“Out of the Software Crisis”: Making Software

The following is an extension of my notes from Baldur’s book “Out of the Software Crisis” including quotes from the author.

More manpower !== more innovation.

design innovation isn’t generally a question of team size but more about having the resources and freedom to experiment towards a flexible goal

Quarterly planning, retreats, and other planning-related ceremony often work against flexible goals — “We spent all this time and money coming up with these plans, now we gotta stick to ‘em!”

[many companies] look at their goals first, decide what outcomes they want (or need), and then work out ways to change their systems to accomplish those outcomes.

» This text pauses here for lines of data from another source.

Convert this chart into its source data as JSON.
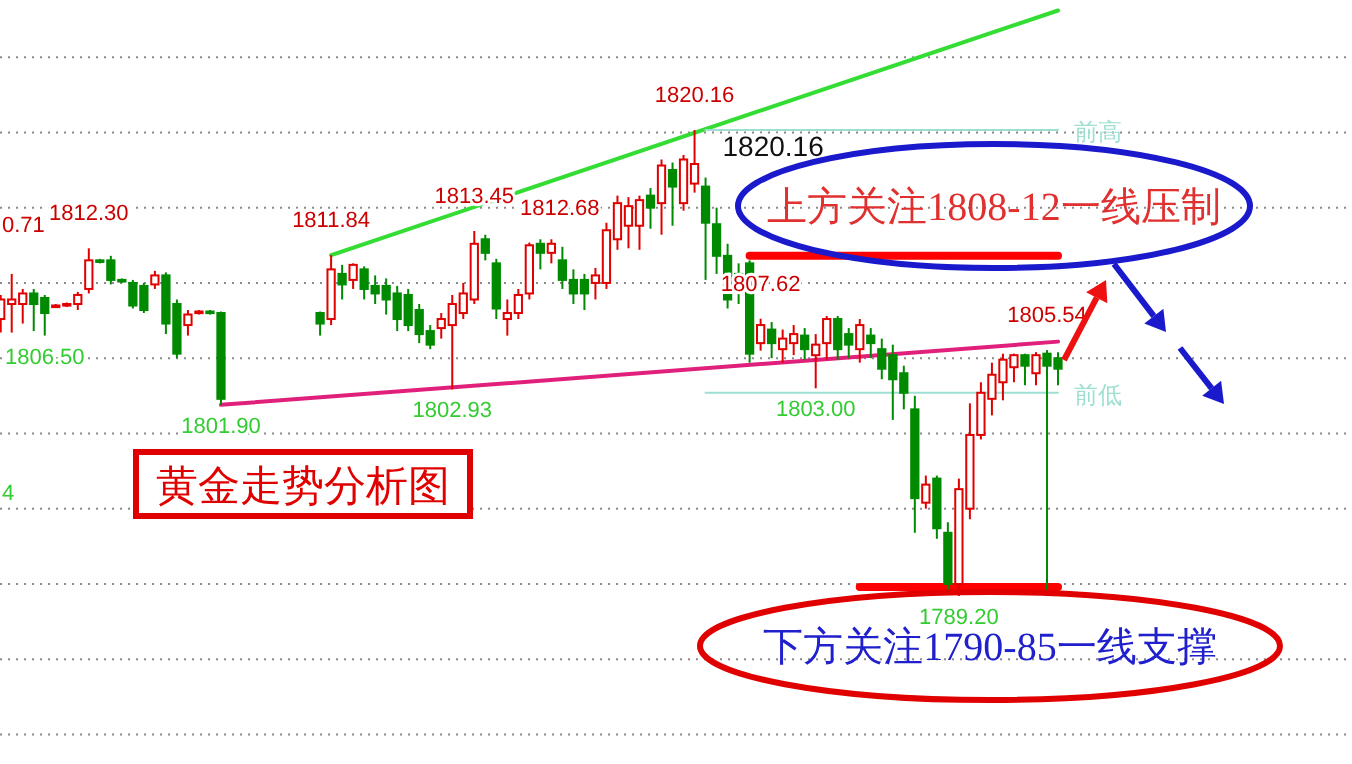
{
  "chart_data": {
    "type": "candlestick",
    "title": "黄金走势分析图",
    "categories": [
      null,
      null,
      null,
      null,
      null,
      null,
      null,
      null,
      null,
      null,
      null,
      null,
      null,
      null,
      null,
      null,
      null,
      null,
      null,
      null,
      null,
      null,
      null,
      null,
      null,
      null,
      null,
      null,
      null,
      null,
      null,
      null,
      null,
      null,
      null,
      null,
      null,
      null,
      null,
      null,
      null,
      null,
      null,
      null,
      null,
      null,
      null,
      null,
      null,
      null,
      null,
      null,
      null,
      null,
      null,
      null,
      null,
      null,
      null,
      null,
      null,
      null,
      null,
      null,
      null,
      null,
      null,
      null,
      null,
      null,
      null,
      null,
      null,
      null,
      null,
      null,
      null,
      null,
      null,
      null,
      null,
      null,
      null,
      null,
      null,
      null,
      null,
      null,
      null,
      null,
      null,
      null,
      null,
      null,
      null,
      null,
      null
    ],
    "ohlc": [
      [
        1807.6,
        1809.2,
        1806.7,
        1808.9
      ],
      [
        1808.6,
        1810.6,
        1806.7,
        1808.9
      ],
      [
        1808.6,
        1809.6,
        1807.3,
        1809.3
      ],
      [
        1809.3,
        1809.6,
        1806.8,
        1808.6
      ],
      [
        1809.0,
        1809.2,
        1806.5,
        1808.0
      ],
      [
        1808.5,
        1808.6,
        1808.4,
        1808.5
      ],
      [
        1808.5,
        1808.7,
        1808.4,
        1808.6
      ],
      [
        1808.6,
        1809.4,
        1808.2,
        1809.2
      ],
      [
        1809.6,
        1812.3,
        1809.3,
        1811.5
      ],
      [
        1811.5,
        1811.6,
        1811.3,
        1811.4
      ],
      [
        1811.5,
        1811.8,
        1809.9,
        1810.2
      ],
      [
        1810.2,
        1810.3,
        1810.0,
        1810.1
      ],
      [
        1810.0,
        1810.2,
        1808.3,
        1808.5
      ],
      [
        1809.8,
        1810.0,
        1808.0,
        1808.2
      ],
      [
        1809.9,
        1810.8,
        1809.6,
        1810.5
      ],
      [
        1810.5,
        1810.7,
        1806.6,
        1807.3
      ],
      [
        1808.6,
        1808.9,
        1805.0,
        1805.3
      ],
      [
        1807.2,
        1808.2,
        1806.5,
        1807.9
      ],
      [
        1808.0,
        1808.2,
        1807.9,
        1808.1
      ],
      [
        1808.1,
        1808.2,
        1807.9,
        1808.0
      ],
      [
        1808.0,
        1808.1,
        1801.9,
        1802.3
      ],
      null,
      null,
      null,
      null,
      null,
      null,
      null,
      null,
      [
        1808.0,
        1808.1,
        1806.5,
        1807.3
      ],
      [
        1807.6,
        1811.84,
        1807.2,
        1810.9
      ],
      [
        1810.6,
        1811.2,
        1808.9,
        1809.9
      ],
      [
        1810.2,
        1811.3,
        1809.6,
        1811.2
      ],
      [
        1810.9,
        1811.1,
        1808.9,
        1809.6
      ],
      [
        1809.8,
        1810.5,
        1808.6,
        1809.3
      ],
      [
        1809.8,
        1810.3,
        1807.9,
        1808.9
      ],
      [
        1809.3,
        1809.8,
        1806.8,
        1807.6
      ],
      [
        1809.2,
        1809.6,
        1806.8,
        1807.2
      ],
      [
        1808.2,
        1808.6,
        1806.0,
        1806.6
      ],
      [
        1806.8,
        1807.2,
        1805.6,
        1805.9
      ],
      [
        1807.0,
        1808.0,
        1806.3,
        1807.6
      ],
      [
        1807.2,
        1809.2,
        1802.93,
        1808.6
      ],
      [
        1808.0,
        1810.0,
        1807.6,
        1809.3
      ],
      [
        1808.9,
        1813.45,
        1808.6,
        1812.6
      ],
      [
        1812.9,
        1813.2,
        1811.5,
        1812.0
      ],
      [
        1811.3,
        1811.6,
        1807.6,
        1808.3
      ],
      [
        1807.6,
        1808.9,
        1806.5,
        1808.0
      ],
      [
        1808.0,
        1809.6,
        1807.6,
        1809.2
      ],
      [
        1809.3,
        1812.68,
        1808.9,
        1812.5
      ],
      [
        1812.6,
        1812.9,
        1810.9,
        1812.0
      ],
      [
        1812.0,
        1812.9,
        1811.3,
        1812.6
      ],
      [
        1811.5,
        1812.4,
        1809.6,
        1810.2
      ],
      [
        1810.2,
        1810.9,
        1808.6,
        1809.3
      ],
      [
        1810.2,
        1810.6,
        1808.2,
        1809.3
      ],
      [
        1810.0,
        1811.0,
        1808.9,
        1810.5
      ],
      [
        1810.0,
        1814.0,
        1809.6,
        1813.5
      ],
      [
        1812.9,
        1815.8,
        1812.2,
        1815.3
      ],
      [
        1813.8,
        1815.7,
        1812.3,
        1815.1
      ],
      [
        1813.8,
        1815.8,
        1812.2,
        1815.5
      ],
      [
        1815.8,
        1816.3,
        1813.6,
        1815.0
      ],
      [
        1815.3,
        1818.2,
        1813.2,
        1817.8
      ],
      [
        1817.5,
        1818.0,
        1813.8,
        1816.4
      ],
      [
        1815.3,
        1818.5,
        1814.8,
        1818.2
      ],
      [
        1816.6,
        1820.16,
        1816.0,
        1817.9
      ],
      [
        1816.4,
        1817.0,
        1810.2,
        1814.0
      ],
      [
        1813.9,
        1815.0,
        1810.6,
        1811.8
      ],
      [
        1811.8,
        1812.6,
        1808.3,
        1808.9
      ],
      [
        1810.6,
        1811.3,
        1808.6,
        1810.2
      ],
      [
        1811.3,
        1811.5,
        1804.7,
        1805.3
      ],
      [
        1806.0,
        1807.62,
        1805.5,
        1807.2
      ],
      [
        1806.9,
        1807.4,
        1805.0,
        1806.0
      ],
      [
        1805.6,
        1806.9,
        1804.7,
        1806.3
      ],
      [
        1806.0,
        1807.2,
        1805.2,
        1806.6
      ],
      [
        1806.5,
        1807.0,
        1804.9,
        1805.6
      ],
      [
        1805.2,
        1806.6,
        1803.0,
        1805.9
      ],
      [
        1806.0,
        1807.8,
        1804.9,
        1807.6
      ],
      [
        1807.6,
        1807.8,
        1804.9,
        1805.6
      ],
      [
        1806.6,
        1807.0,
        1805.0,
        1805.9
      ],
      [
        1805.6,
        1807.6,
        1804.7,
        1807.2
      ],
      [
        1806.5,
        1807.0,
        1805.0,
        1806.0
      ],
      [
        1805.6,
        1806.3,
        1803.6,
        1804.3
      ],
      [
        1805.2,
        1805.9,
        1800.9,
        1803.6
      ],
      [
        1804.0,
        1804.5,
        1801.6,
        1802.7
      ],
      [
        1801.6,
        1802.5,
        1793.4,
        1795.7
      ],
      [
        1795.4,
        1797.2,
        1795.0,
        1796.6
      ],
      [
        1797.0,
        1797.2,
        1793.0,
        1793.7
      ],
      [
        1793.4,
        1794.1,
        1789.5,
        1790.0
      ],
      [
        1790.0,
        1797.0,
        1789.2,
        1796.3
      ],
      [
        1795.0,
        1802.0,
        1794.3,
        1799.9
      ],
      [
        1799.9,
        1803.4,
        1799.6,
        1802.7
      ],
      [
        1802.3,
        1804.7,
        1801.2,
        1803.9
      ],
      [
        1803.4,
        1805.3,
        1802.2,
        1804.9
      ],
      [
        1804.4,
        1805.3,
        1803.4,
        1805.2
      ],
      [
        1805.2,
        1805.3,
        1803.2,
        1804.5
      ],
      [
        1804.0,
        1805.4,
        1803.2,
        1805.2
      ],
      [
        1805.3,
        1805.54,
        1789.3,
        1804.5
      ],
      [
        1805.0,
        1805.4,
        1803.2,
        1804.3
      ]
    ],
    "colors": [
      "#e00000",
      "#e00000",
      "#e00000",
      "#008a00",
      "#008a00",
      "#e00000",
      "#e00000",
      "#e00000",
      "#e00000",
      "#008a00",
      "#008a00",
      "#008a00",
      "#008a00",
      "#008a00",
      "#e00000",
      "#008a00",
      "#008a00",
      "#e00000",
      "#e00000",
      "#008a00",
      "#008a00",
      null,
      null,
      null,
      null,
      null,
      null,
      null,
      null,
      "#008a00",
      "#e00000",
      "#008a00",
      "#e00000",
      "#008a00",
      "#008a00",
      "#008a00",
      "#008a00",
      "#008a00",
      "#008a00",
      "#008a00",
      "#e00000",
      "#e00000",
      "#e00000",
      "#e00000",
      "#008a00",
      "#008a00",
      "#e00000",
      "#e00000",
      "#e00000",
      "#008a00",
      "#e00000",
      "#008a00",
      "#008a00",
      "#008a00",
      "#e00000",
      "#e00000",
      "#e00000",
      "#e00000",
      "#e00000",
      "#008a00",
      "#e00000",
      "#008a00",
      "#e00000",
      "#e00000",
      "#008a00",
      "#008a00",
      "#008a00",
      "#008a00",
      "#008a00",
      "#e00000",
      "#008a00",
      "#e00000",
      "#e00000",
      "#008a00",
      "#e00000",
      "#e00000",
      "#008a00",
      "#008a00",
      "#e00000",
      "#008a00",
      "#008a00",
      "#008a00",
      "#008a00",
      "#008a00",
      "#e00000",
      "#008a00",
      "#008a00",
      "#e00000",
      "#e00000",
      "#e00000",
      "#e00000",
      "#e00000",
      "#e00000",
      "#008a00",
      "#e00000",
      "#008a00",
      "#008a00"
    ],
    "series": [
      {
        "type": "line",
        "color": "#33dd33",
        "values": [
          null,
          null,
          null,
          null,
          null,
          null,
          null,
          null,
          null,
          null,
          null,
          null,
          null,
          null,
          null,
          null,
          null,
          null,
          null,
          null,
          null,
          null,
          null,
          null,
          null,
          null,
          null,
          null,
          null,
          null,
          1811.84,
          null,
          null,
          null,
          null,
          null,
          null,
          null,
          null,
          null,
          null,
          null,
          null,
          null,
          null,
          null,
          null,
          null,
          null,
          null,
          null,
          null,
          null,
          null,
          null,
          null,
          null,
          null,
          null,
          null,
          null,
          null,
          null,
          null,
          null,
          null,
          null,
          null,
          null,
          null,
          null,
          null,
          null,
          null,
          null,
          null,
          null,
          null,
          null,
          null,
          null,
          null,
          null,
          null,
          null,
          null,
          null,
          null,
          null,
          null,
          null,
          null,
          null,
          null,
          null,
          null,
          1828.1
        ]
      },
      {
        "type": "line",
        "color": "#e0207a",
        "values": [
          null,
          null,
          null,
          null,
          null,
          null,
          null,
          null,
          null,
          null,
          null,
          null,
          null,
          null,
          null,
          null,
          null,
          null,
          null,
          null,
          1801.9,
          null,
          null,
          null,
          null,
          null,
          null,
          null,
          null,
          null,
          null,
          null,
          null,
          null,
          null,
          null,
          null,
          null,
          null,
          null,
          null,
          null,
          null,
          null,
          null,
          null,
          null,
          null,
          null,
          null,
          null,
          null,
          null,
          null,
          null,
          null,
          null,
          null,
          null,
          null,
          null,
          null,
          null,
          null,
          null,
          null,
          null,
          null,
          null,
          null,
          null,
          null,
          null,
          null,
          null,
          null,
          null,
          null,
          null,
          null,
          null,
          null,
          null,
          null,
          null,
          null,
          null,
          null,
          null,
          null,
          null,
          null,
          null,
          null,
          null,
          null,
          1806.1
        ]
      },
      {
        "type": "line",
        "color": "#ff0000",
        "values": [
          null,
          null,
          null,
          null,
          null,
          null,
          null,
          null,
          null,
          null,
          null,
          null,
          null,
          null,
          null,
          null,
          null,
          null,
          null,
          null,
          null,
          null,
          null,
          null,
          null,
          null,
          null,
          null,
          null,
          null,
          null,
          null,
          null,
          null,
          null,
          null,
          null,
          null,
          null,
          null,
          null,
          null,
          null,
          null,
          null,
          null,
          null,
          null,
          null,
          null,
          null,
          null,
          null,
          null,
          null,
          null,
          null,
          null,
          null,
          null,
          null,
          null,
          null,
          null,
          null,
          null,
          null,
          null,
          1811.8,
          null,
          null,
          null,
          null,
          null,
          null,
          null,
          null,
          null,
          null,
          null,
          null,
          null,
          null,
          null,
          null,
          null,
          null,
          null,
          null,
          null,
          null,
          null,
          null,
          null,
          null,
          null,
          1811.8
        ]
      },
      {
        "type": "line",
        "color": "#ff0000",
        "values": [
          null,
          null,
          null,
          null,
          null,
          null,
          null,
          null,
          null,
          null,
          null,
          null,
          null,
          null,
          null,
          null,
          null,
          null,
          null,
          null,
          null,
          null,
          null,
          null,
          null,
          null,
          null,
          null,
          null,
          null,
          null,
          null,
          null,
          null,
          null,
          null,
          null,
          null,
          null,
          null,
          null,
          null,
          null,
          null,
          null,
          null,
          null,
          null,
          null,
          null,
          null,
          null,
          null,
          null,
          null,
          null,
          null,
          null,
          null,
          null,
          null,
          null,
          null,
          null,
          null,
          null,
          null,
          null,
          null,
          null,
          null,
          null,
          null,
          null,
          null,
          null,
          null,
          null,
          1789.8,
          null,
          null,
          null,
          null,
          null,
          null,
          null,
          null,
          null,
          null,
          null,
          null,
          null,
          null,
          null,
          null,
          null,
          1789.8
        ]
      },
      {
        "name": "前高",
        "type": "line",
        "color": "#9edfd3",
        "values": [
          null,
          null,
          null,
          null,
          null,
          null,
          null,
          null,
          null,
          null,
          null,
          null,
          null,
          null,
          null,
          null,
          null,
          null,
          null,
          null,
          null,
          null,
          null,
          null,
          null,
          null,
          null,
          null,
          null,
          null,
          null,
          null,
          null,
          null,
          null,
          null,
          null,
          null,
          null,
          null,
          null,
          null,
          null,
          null,
          null,
          null,
          null,
          null,
          null,
          null,
          null,
          null,
          null,
          null,
          null,
          null,
          null,
          null,
          null,
          null,
          null,
          null,
          null,
          null,
          1820.16,
          null,
          null,
          null,
          null,
          null,
          null,
          null,
          null,
          null,
          null,
          null,
          null,
          null,
          null,
          null,
          null,
          null,
          null,
          null,
          null,
          null,
          null,
          null,
          null,
          null,
          null,
          null,
          null,
          null,
          null,
          null,
          1820.16
        ]
      },
      {
        "name": "前低",
        "type": "line",
        "color": "#9edfd3",
        "values": [
          null,
          null,
          null,
          null,
          null,
          null,
          null,
          null,
          null,
          null,
          null,
          null,
          null,
          null,
          null,
          null,
          null,
          null,
          null,
          null,
          null,
          null,
          null,
          null,
          null,
          null,
          null,
          null,
          null,
          null,
          null,
          null,
          null,
          null,
          null,
          null,
          null,
          null,
          null,
          null,
          null,
          null,
          null,
          null,
          null,
          null,
          null,
          null,
          null,
          null,
          null,
          null,
          null,
          null,
          null,
          null,
          null,
          null,
          null,
          null,
          null,
          null,
          null,
          null,
          1802.7,
          null,
          null,
          null,
          null,
          null,
          null,
          null,
          null,
          null,
          null,
          null,
          null,
          null,
          null,
          null,
          null,
          null,
          null,
          null,
          null,
          null,
          null,
          null,
          null,
          null,
          null,
          null,
          null,
          null,
          null,
          null,
          1802.7
        ]
      }
    ],
    "yticks": [
      {
        "value": 1780,
        "label": null
      },
      {
        "value": 1785,
        "label": null
      },
      {
        "value": 1790,
        "label": null
      },
      {
        "value": 1795,
        "label": null
      },
      {
        "value": 1800,
        "label": null
      },
      {
        "value": 1805,
        "label": null
      },
      {
        "value": 1810,
        "label": null
      },
      {
        "value": 1815,
        "label": null
      },
      {
        "value": 1820,
        "label": null
      },
      {
        "value": 1825,
        "label": null
      }
    ],
    "grid": "y",
    "annotations": [
      "上方关注1808-12一线压制",
      "下方关注1790-85一线支撑",
      {
        "text": "1812.30",
        "y": 1812.3
      },
      {
        "text": "1811.84",
        "y": 1811.84
      },
      {
        "text": "1813.45",
        "y": 1813.45
      },
      {
        "text": "1812.68",
        "y": 1812.68
      },
      {
        "text": "1820.16",
        "y": 1820.16
      },
      {
        "text": "1820.16",
        "y": 1820.16
      },
      {
        "text": "1807.62",
        "y": 1807.62
      },
      {
        "text": "1805.54",
        "y": 1805.54
      },
      {
        "text": "1806.50",
        "y": 1806.5
      },
      {
        "text": "1801.90",
        "y": 1801.9
      },
      {
        "text": "1802.93",
        "y": 1802.93
      },
      {
        "text": "1803.00",
        "y": 1803.0
      },
      {
        "text": "1789.20",
        "y": 1789.2
      },
      "0.71",
      "4"
    ]
  }
}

“Freedom to experiment” and “flexibility” are the important parts of a goal, which means the notion of change should be baked into the plan because making software is a creative act.

Software development is a creative field. It has more in common with filmmaking than it does with bridge-building.

Sometimes you have to be willing to forgo deciding on an exact destination before you begin your journey.

Management also needs to live with not being able to set specific strategic goals. Instead of managing the organization like a ship, steering it one direction or another, they need to concentrate on managing its capabilities, nurture the system it has, and plan around the kinds of outcomes the company is capable of instead of specific ones.

I love that articulation. It’s less about where you’re going and more about how you’re capable of moving.

Are your capabilities two feet (walking), four wheels (car), an outboard motor (boat), jet engines (airplane), or rockets (spacecraft)? Each of those will take you to very different destinations, maybe down the street, across town, across the lake, across continents, or even in to space!

Focus on, foster, and grow your capabilities, then cede direction to where those can take you. Don’t set the destination regardless of capability but allow capability to lead towards destination.

Baldur draws an interesting parallel here to startups:

[startups] build their organization—their system—around specific capabilities and approaches. What matters is to find an outcome that the system can generate reliably and has a viable market.

Hence the idea of pivoting — and acquisitions. It’s about getting a team of people working in a system that can generate something of value, regardless of what the thing actually is. What is acquired (or acui-hired) is primarily the system of people working together and their capabilities, and only secondarily the (by)product of their work.

Every new organization begins with specific capabilities and emerging specializations based on the founders, first staff, local community, economy, environment, and initial resources. To have even a hope of success, they need to build on that proto-system, look for opportunities it can be applied to, and feed it into existence.